É quase uma regra do gênero.


O "KIT SOBRENATURAL PADRÃO"

Se estivéssemos em:

Inuyasha

Aparece um monge.


Yu Yu Hakusho

Aparece um espiritualista.


Natsume Yuujinchou

Aparece um exorcista.


Ghost Hunt

Uma equipe inteira.


Mononoke

Um especialista.


Shaman King

Vários.


Jujutsu Kaisen

Uma faculdade inteira.

😂


E EM ANOTHER?

Nada.

Absolutamente nada.


A cidade inteira está sofrendo um fenômeno sobrenatural recorrente há décadas.

E ninguém diz:

"Vamos chamar um monge."


Bellacosa Mainframe

Imagine um banco.


Todo mês acontece:

ABEND
ABEND
ABEND
ABEND
ABEND

E ninguém chama:

  • suporte IBM

  • analista de sistemas

  • programador COBOL

  • administrador CICS


Apenas continuam rodando o job.

😂


O MAIS ESTRANHO É QUE ISSO É MUITO JAPONÊS

O Japão possui uma tradição fortíssima de:

  • amuletos

  • talismãs

  • purificações

  • cerimônias


Quando algo estranho acontece em muitas histórias japonesas a reação costuma ser:

LOCALIZAR TEMPLO MAIS PRÓXIMO

Em Another:

LOCALIZAR NADA

A AUSÊNCIA É DELIBERADA

E aqui está o detalhe genial.

Yukito Ayatsuji não queria escrever uma história sobre derrotar uma maldição.


Ele queria escrever um:

Mistério

Não uma aventura sobrenatural.


Essa diferença muda tudo.


O QUE ACONTECERIA COM UM EXORCISTA?

Imagine um personagem chegando:


"Eu sou o mestre do templo da montanha."


"Investigarei o fenômeno."


Pronto.

O anime muda completamente de gênero.


Sai:

MISTÉRIO

Entra:

CAÇA-FANTASMAS

O CASO DA BENZEDEIRA

Sua observação sobre uma benzedeira é maravilhosa.

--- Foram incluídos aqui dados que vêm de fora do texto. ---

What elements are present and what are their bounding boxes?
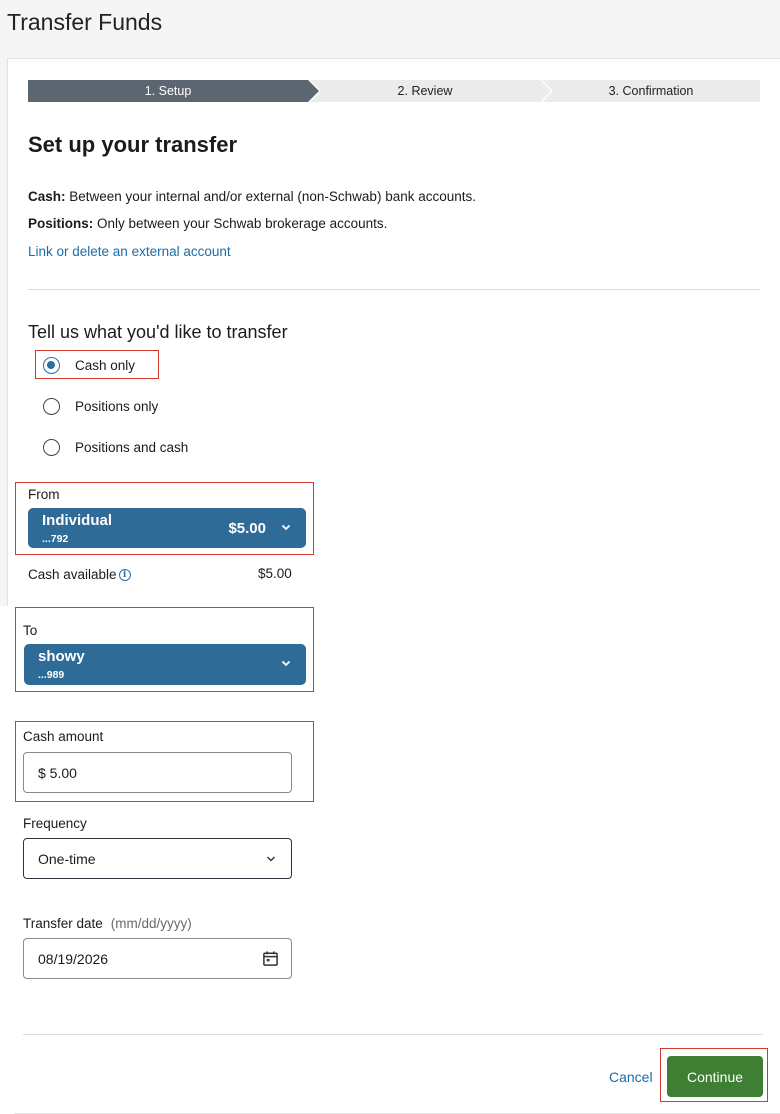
- from-label: From: [28, 487, 60, 502]
- transfer-date-label: Transfer date (mm/dd/yyyy): [23, 916, 192, 931]
- positions-info-label: Positions:: [28, 216, 94, 231]
- from-account-select[interactable]: Individual ...792 $5.00: [28, 508, 306, 548]
- cash-info-label: Cash:: [28, 189, 66, 204]
- radio-label: Positions only: [75, 398, 159, 414]
- chevron-down-icon: [281, 660, 291, 667]
- radio-button[interactable]: [43, 438, 60, 456]
- transfer-date-value: 08/19/2026: [38, 950, 109, 967]
- positions-info: Positions: Only between your Schwab brok…: [28, 216, 387, 231]
- calendar-icon[interactable]: [262, 950, 279, 967]
- step-confirmation: 3. Confirmation: [542, 80, 760, 102]
- transfer-date-hint: (mm/dd/yyyy): [110, 916, 192, 931]
- radio-positions-and-cash[interactable]: Positions and cash: [43, 437, 188, 457]
- cash-available: Cash available i: [28, 567, 131, 582]
- card-edge: [0, 606, 14, 1114]
- radio-positions-only[interactable]: Positions only: [43, 396, 158, 416]
- to-account-name: showy: [38, 648, 85, 665]
- from-account-balance: $5.00: [228, 520, 266, 537]
- cash-available-value: $5.00: [258, 566, 292, 581]
- step-review: 2. Review: [310, 80, 551, 102]
- radio-button[interactable]: [43, 397, 60, 415]
- frequency-value: One-time: [38, 850, 96, 867]
- cash-amount-label: Cash amount: [23, 729, 104, 744]
- page-title: Transfer Funds: [7, 9, 163, 35]
- progress-stepper: 1. Setup 2. Review 3. Confirmation: [28, 80, 760, 102]
- info-icon[interactable]: i: [118, 568, 131, 581]
- divider: [28, 289, 760, 290]
- cash-amount-value: $ 5.00: [38, 764, 77, 781]
- from-account-name: Individual: [42, 512, 113, 529]
- chevron-down-icon: [281, 524, 291, 531]
- cash-info-text: Between your internal and/or external (n…: [65, 189, 476, 204]
- cash-available-label: Cash available: [28, 567, 117, 582]
- frequency-select[interactable]: One-time: [23, 838, 292, 879]
- transfer-date-input[interactable]: 08/19/2026: [23, 938, 292, 979]
- cash-info: Cash: Between your internal and/or exter…: [28, 189, 476, 204]
- to-account-select[interactable]: showy ...989: [24, 644, 306, 685]
- divider: [23, 1034, 763, 1035]
- transfer-type-question: Tell us what you'd like to transfer: [28, 322, 288, 342]
- to-account-number: ...989: [38, 669, 65, 681]
- to-label: To: [23, 623, 38, 638]
- cancel-button[interactable]: Cancel: [609, 1069, 653, 1085]
- link-external-account[interactable]: Link or delete an external account: [28, 244, 231, 259]
- continue-button[interactable]: Continue: [667, 1056, 763, 1097]
- positions-info-text: Only between your Schwab brokerage accou…: [93, 216, 388, 231]
- radio-cash-only[interactable]: Cash only: [43, 355, 135, 375]
- radio-button-checked[interactable]: [43, 356, 60, 374]
- transfer-date-label-text: Transfer date: [23, 916, 103, 931]
- section-title: Set up your transfer: [28, 132, 238, 157]
- cash-amount-input[interactable]: $ 5.00: [23, 752, 292, 793]
- radio-label: Cash only: [75, 357, 136, 373]
- from-account-number: ...792: [42, 533, 69, 545]
- radio-label: Positions and cash: [75, 439, 189, 455]
- chevron-down-icon: [267, 856, 275, 862]
- frequency-label: Frequency: [23, 816, 87, 831]
- step-setup: 1. Setup: [28, 80, 319, 102]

Porque em muitos interiores do Japão existiria exatamente isso.


Aquela senhora que mora afastada.


Que sabe histórias antigas.


Que diz:

"Esta terra está amaldiçoada."


Que entrega um amuleto.


Que conhece um ritual esquecido.


Em Another?

Nada.


E O ALUNO PICARETA?

😂

Esse realmente parece ter faltado.


Você sabe exatamente o tipo.


Apareceria vendendo:

AMULETO ANTI-MALDIÇÃO

por:

5000 IENES

Metade da turma compraria.


E provavelmente ele ficaria rico.


POR QUE ISSO NÃO EXISTE?

Porque Another vem de uma linhagem literária diferente.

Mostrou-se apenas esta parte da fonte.